Prime Minister Nikol Pashinyan denied the allegations when he addressed the summit from Yerevan.

“I want to point out that we have been very closely cooperating with Iran’s law-enforcement bodies and very productively fighting against drug trafficking,” said Pashinyan.

Iran rejected Aliyev’s “astonishing” claims in stronger terms. The Iranian Foreign Ministry spokesman, Saeed Khatibzadeh, said that they serve Israel’s geopolitical interests and will further damage Azerbaijani-Iranian relations.

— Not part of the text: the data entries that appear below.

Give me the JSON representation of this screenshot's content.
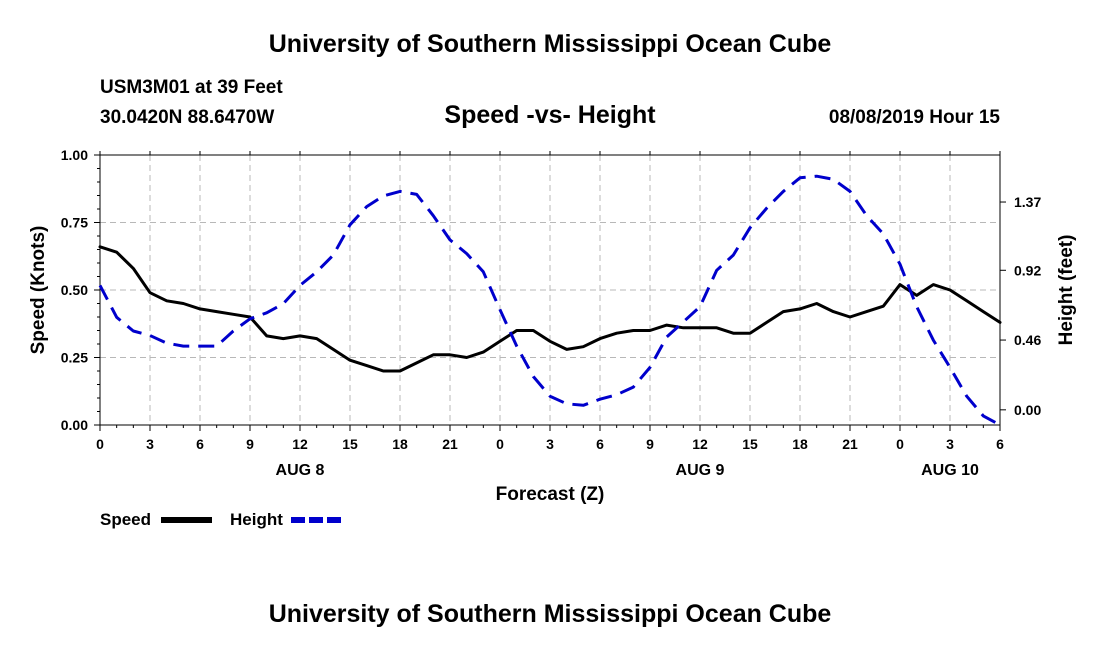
{
  "header": {
    "title": "University of Southern Mississippi Ocean Cube",
    "station": "USM3M01 at 39 Feet",
    "coords": "30.0420N 88.6470W",
    "chart_title": "Speed -vs- Height",
    "datetime": "08/08/2019 Hour 15"
  },
  "footer": {
    "title": "University of Southern Mississippi Ocean Cube"
  },
  "chart_data": {
    "type": "line",
    "title": "Speed -vs- Height",
    "xlabel": "Forecast (Z)",
    "ylabel_left": "Speed (Knots)",
    "ylabel_right": "Height (feet)",
    "xlim": [
      0,
      54
    ],
    "ylim_left": [
      0,
      1
    ],
    "ylim_right": [
      -0.1,
      1.68
    ],
    "grid": true,
    "x_ticks": [
      0,
      3,
      6,
      9,
      12,
      15,
      18,
      21,
      24,
      27,
      30,
      33,
      36,
      39,
      42,
      45,
      48,
      51,
      54
    ],
    "x_tick_labels": [
      "0",
      "3",
      "6",
      "9",
      "12",
      "15",
      "18",
      "21",
      "0",
      "3",
      "6",
      "9",
      "12",
      "15",
      "18",
      "21",
      "0",
      "3",
      "6"
    ],
    "date_labels": [
      {
        "x": 12,
        "label": "AUG 8"
      },
      {
        "x": 36,
        "label": "AUG 9"
      },
      {
        "x": 51,
        "label": "AUG 10"
      }
    ],
    "left_ticks": [
      0,
      0.25,
      0.5,
      0.75,
      1.0
    ],
    "left_tick_labels": [
      "0.00",
      "0.25",
      "0.50",
      "0.75",
      "1.00"
    ],
    "right_ticks": [
      0.0,
      0.46,
      0.92,
      1.37
    ],
    "right_tick_labels": [
      "0.00",
      "0.46",
      "0.92",
      "1.37"
    ],
    "legend": [
      {
        "name": "Speed",
        "color": "#000000",
        "dash": false
      },
      {
        "name": "Height",
        "color": "#0000cc",
        "dash": true
      }
    ],
    "series": [
      {
        "name": "Speed",
        "axis": "left",
        "color": "#000000",
        "x": [
          0,
          1,
          2,
          3,
          4,
          5,
          6,
          7,
          8,
          9,
          10,
          11,
          12,
          13,
          14,
          15,
          16,
          17,
          18,
          19,
          20,
          21,
          22,
          23,
          24,
          25,
          26,
          27,
          28,
          29,
          30,
          31,
          32,
          33,
          34,
          35,
          36,
          37,
          38,
          39,
          40,
          41,
          42,
          43,
          44,
          45,
          46,
          47,
          48,
          49,
          50,
          51,
          52,
          53,
          54
        ],
        "values": [
          0.66,
          0.64,
          0.58,
          0.49,
          0.46,
          0.45,
          0.43,
          0.42,
          0.41,
          0.4,
          0.33,
          0.32,
          0.33,
          0.32,
          0.28,
          0.24,
          0.22,
          0.2,
          0.2,
          0.23,
          0.26,
          0.26,
          0.25,
          0.27,
          0.31,
          0.35,
          0.35,
          0.31,
          0.28,
          0.29,
          0.32,
          0.34,
          0.35,
          0.35,
          0.37,
          0.36,
          0.36,
          0.36,
          0.34,
          0.34,
          0.38,
          0.42,
          0.43,
          0.45,
          0.42,
          0.4,
          0.42,
          0.44,
          0.52,
          0.48,
          0.52,
          0.5,
          0.46,
          0.42,
          0.38
        ]
      },
      {
        "name": "Height",
        "axis": "right",
        "color": "#0000cc",
        "x": [
          0,
          1,
          2,
          3,
          4,
          5,
          6,
          7,
          8,
          9,
          10,
          11,
          12,
          13,
          14,
          15,
          16,
          17,
          18,
          19,
          20,
          21,
          22,
          23,
          24,
          25,
          26,
          27,
          28,
          29,
          30,
          31,
          32,
          33,
          34,
          35,
          36,
          37,
          38,
          39,
          40,
          41,
          42,
          43,
          44,
          45,
          46,
          47,
          48,
          49,
          50,
          51,
          52,
          53,
          54
        ],
        "values": [
          0.82,
          0.61,
          0.52,
          0.49,
          0.44,
          0.42,
          0.42,
          0.42,
          0.52,
          0.6,
          0.64,
          0.7,
          0.82,
          0.91,
          1.02,
          1.22,
          1.34,
          1.41,
          1.44,
          1.42,
          1.28,
          1.12,
          1.03,
          0.91,
          0.66,
          0.42,
          0.22,
          0.09,
          0.04,
          0.03,
          0.07,
          0.1,
          0.15,
          0.28,
          0.48,
          0.58,
          0.68,
          0.92,
          1.02,
          1.2,
          1.33,
          1.44,
          1.53,
          1.54,
          1.52,
          1.44,
          1.28,
          1.16,
          0.96,
          0.68,
          0.46,
          0.28,
          0.09,
          -0.04,
          -0.1
        ]
      }
    ]
  }
}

In written comments released by the ministry, Khatibzadeh said that Baku is sticking to “baseless statements” despite privately sending “positive messages” to Tehran. The Islamic Republic will respond to that accordingly, he said.

Azerbaijani-Iranian relations deteriorated significantly after Azerbaijani authorities imposed on September 12 heavy duties on Iranian trucks transporting goods to Armenia. Iran held large-scale military exercises along its border with Azerbaijan earlier this month.

Senior Iranian officials have since repeatedly accused Baku of harboring Sunni Muslim militants and Israeli security personnel near that frontier. Aliyev again rejected the Iranian accusations in a newspaper interview published on Wednesday.

The Iranian and Azerbaijani foreign ministers spoke by phone on Tuesday in a bid to defuse the tensions. Iranian Foreign Minister Hossein Amir-Abdollahian reportedly told his Azerbaijani counterpart Jeyhun Bayramov that Tehran expects a solution to “the problem of cargo transit.”

Armenian and Iranian leaders have also discussed the problem in recent weeks. Yerevan has pledged to complete before the end of this year the reconstruction of an alternative Armenian road that will allow Iranian trucks to bypass Azerbaijani-controlled territory.